La mémoire d'Antoine Riboud demeure très présente dans l'entreprise. Il a insufflé un principe qui nous anime toujours : la performance est indissociable de la responsabilité. Dans son discours de Marseille en 1972, il a clairement exprimé que la responsabilité ne s'arrêtait pas à la porte de l'entreprise et que nous n'avions qu'une seule planète, dont les ressources étaient limitées. Cet état d'esprit explique d'ailleurs la manière dont nous travaillons avec le monde agricole, le caractère de long terme de nos investissements, mais aussi pourquoi une guerre des prix permanente ne nous semble pas être porteuse d'un avenir pour la filière agricole et pour l'humanité en général.
Comme je l'ai indiqué, dès 2010, nous nous sommes engagés avec les associations de producteurs laitiers afin de leur donner une meilleure visibilité de leur activité et de leurs revenus, en prenant en compte leurs coûts. Au fil du temps, nous avons amélioré le dispositif en réduisant les temps de révision des structures de prix, que ce soit en raison de l'inflation, ou de modifications du marché dans le temps, pour continuer à encourager et récompenser une transformation qui allie performance et durabilité, notamment avec des primes. Parmi les industriels, nous sommes un des mieux-disants.

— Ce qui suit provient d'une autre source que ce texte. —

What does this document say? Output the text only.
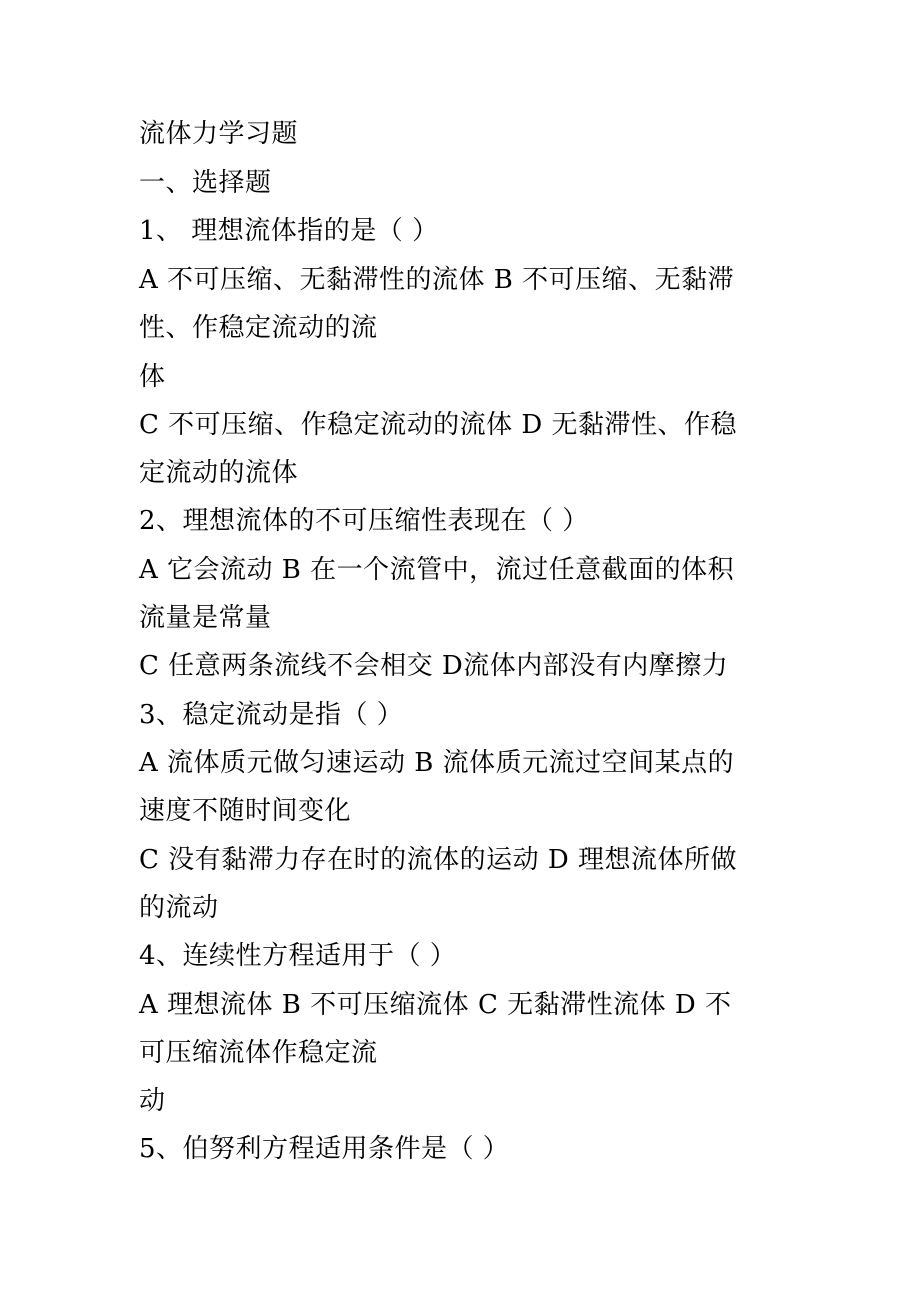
流体力学习题
一、选择题
1、 理想流体指的是（ ）
A 不可压缩、无黏滞性的流体 B 不可压缩、无黏滞
性、作稳定流动的流
体
C 不可压缩、作稳定流动的流体 D 无黏滞性、作稳
定流动的流体
2、理想流体的不可压缩性表现在（ ）
A 它会流动 B 在一个流管中，流过任意截面的体积
流量是常量
C 任意两条流线不会相交 D流体内部没有内摩擦力
3、稳定流动是指（ ）
A 流体质元做匀速运动 B 流体质元流过空间某点的
速度不随时间变化
C 没有黏滞力存在时的流体的运动 D 理想流体所做
的流动
4、连续性方程适用于（ ）
A 理想流体 B 不可压缩流体 C 无黏滞性流体 D 不
可压缩流体作稳定流
动
5、伯努利方程适用条件是（ ）
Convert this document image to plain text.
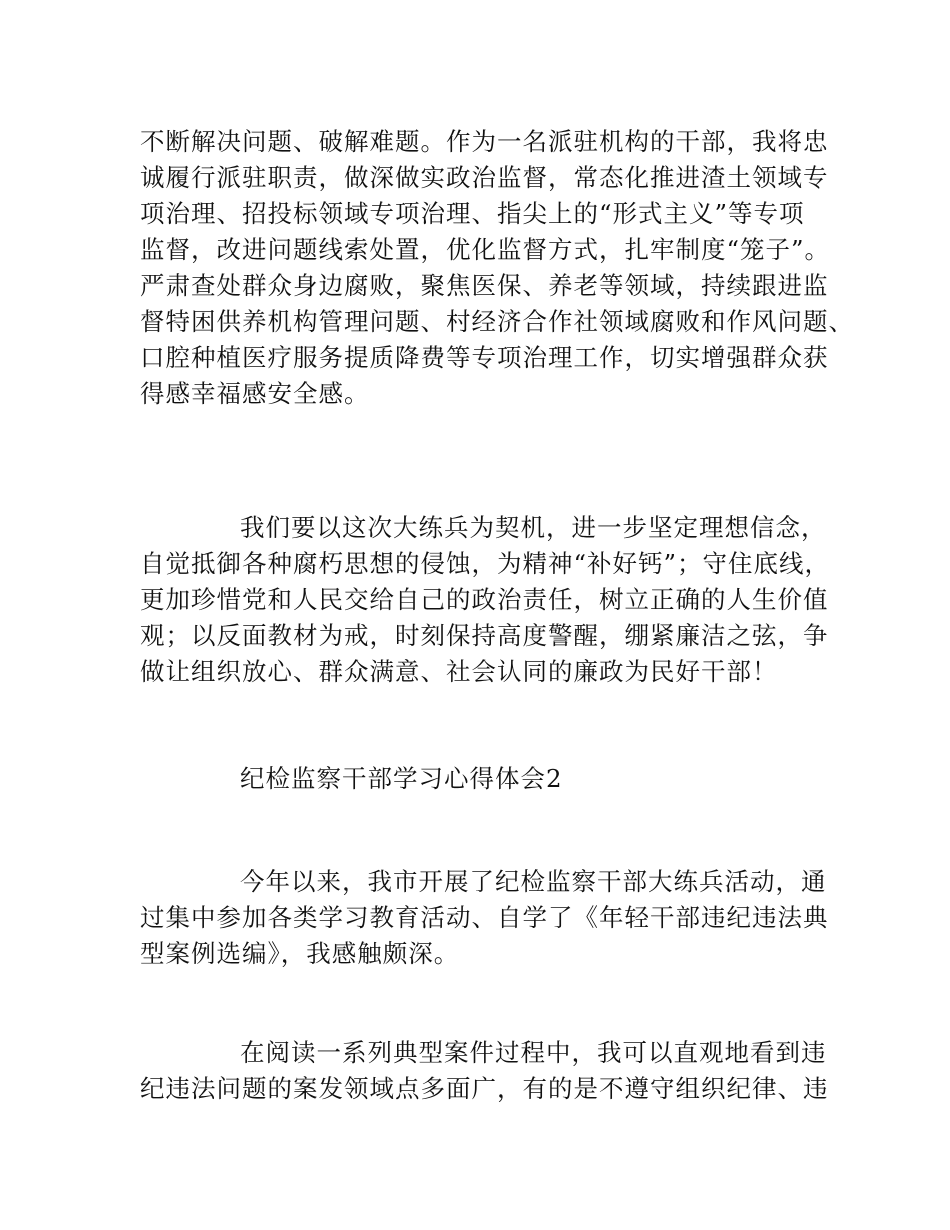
不断解决问题、破解难题。作为一名派驻机构的干部，我将忠
诚履行派驻职责，做深做实政治监督，常态化推进渣土领域专
项治理、招投标领域专项治理、指尖上的“形式主义”等专项
监督，改进问题线索处置，优化监督方式，扎牢制度“笼子”。
严肃查处群众身边腐败，聚焦医保、养老等领域，持续跟进监
督特困供养机构管理问题、村经济合作社领域腐败和作风问题、
口腔种植医疗服务提质降费等专项治理工作，切实增强群众获
得感幸福感安全感。
我们要以这次大练兵为契机，进一步坚定理想信念，
自觉抵御各种腐朽思想的侵蚀，为精神“补好钙”；守住底线，
更加珍惜党和人民交给自己的政治责任，树立正确的人生价值
观；以反面教材为戒，时刻保持高度警醒，绷紧廉洁之弦，争
做让组织放心、群众满意、社会认同的廉政为民好干部！
纪检监察干部学习心得体会2
今年以来，我市开展了纪检监察干部大练兵活动，通
过集中参加各类学习教育活动、自学了《年轻干部违纪违法典
型案例选编》，我感触颇深。
在阅读一系列典型案件过程中，我可以直观地看到违
纪违法问题的案发领域点多面广，有的是不遵守组织纪律、违
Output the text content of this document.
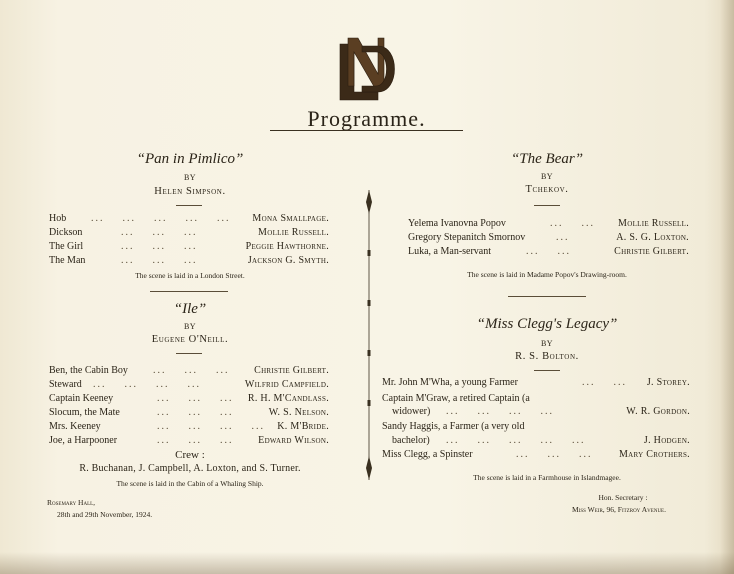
Programme.
“Pan in Pimlico”
BY
Helen Simpson.
Hob ...    ...    ...    ...    ... Mona Smallpage.
Dickson	...    ...    ...	Mollie Russell.
The Girl	...    ...    ...	Peggie Hawthorne.
The Man	...    ...    ...	Jackson G. Smyth.
The scene is laid in a London Street.
“Ile”
BY
Eugene O'Neill.
Ben, the Cabin Boy	...    ...    ... Christie Gilbert.
Steward ...    ...    ...    ...	Wilfrid Campfield.
Captain Keeney	...    ...    ... R. H. M'Candlass.
Slocum, the Mate	...    ...    ...	W. S. Nelson.
Mrs. Keeney	...    ...    ...    ... K. M'Bride.
Joe, a Harpooner	...    ...    ... Edward Wilson.
Crew :
R. Buchanan, J. Campbell, A. Loxton, and S. Turner.
The scene is laid in the Cabin of a Whaling Ship.
“The Bear”
BY
Tchekov.
Yelema Ivanovna Popov	...    ... Mollie Russell.
Gregory Stepanitch Smornov	...	A. S. G. Loxton.
Luka, a Man-servant	...    ...	Christie Gilbert.
The scene is laid in Madame Popov's Drawing-room.
“Miss Clegg's Legacy”
BY
R. S. Bolton.
Mr. John M'Wha, a young Farmer	...    ... J. Storey.
Captain M'Graw, a retired Captain (a
widower) ...    ...    ...    ...	W. R. Gordon.
Sandy Haggis, a Farmer (a very old
bachelor) ...    ...    ...    ...    ...	J. Hodgen.
Miss Clegg, a Spinster	...    ...    ...	Mary Crothers.
The scene is laid in a Farmhouse in Islandmagee.
Rosemary Hall,
28th and 29th November, 1924.
Hon. Secretary :
Miss Weir, 96, Fitzroy Avenue.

Nous nous sommes très rapidement intéressés au renouvellement des générations d'agriculteurs et d'éleveurs laitiers, les aidant à s'équiper pour agrandir leur exploitation et atteindre des tailles critiques. Il s'agit également de faire en sorte que les nouveaux agriculteurs et éleveurs aient une vie plus en phase avec la société actuelle. Nous accompagnons ces démarches à travers des aides financières aux emprunts de jeunes agriculteurs. Parfois, nous leur procurons un remplacement pour une semaine de vacances.
De manière paradoxale, si nous sommes très visibles en raison de notre marque, nous ne représentons que 3 % des achats laitiers en France, contre 30 % pour le plus gros acteur. En revanche, nous tenons un rôle précurseur pour animer et préparer le futur de cette filière.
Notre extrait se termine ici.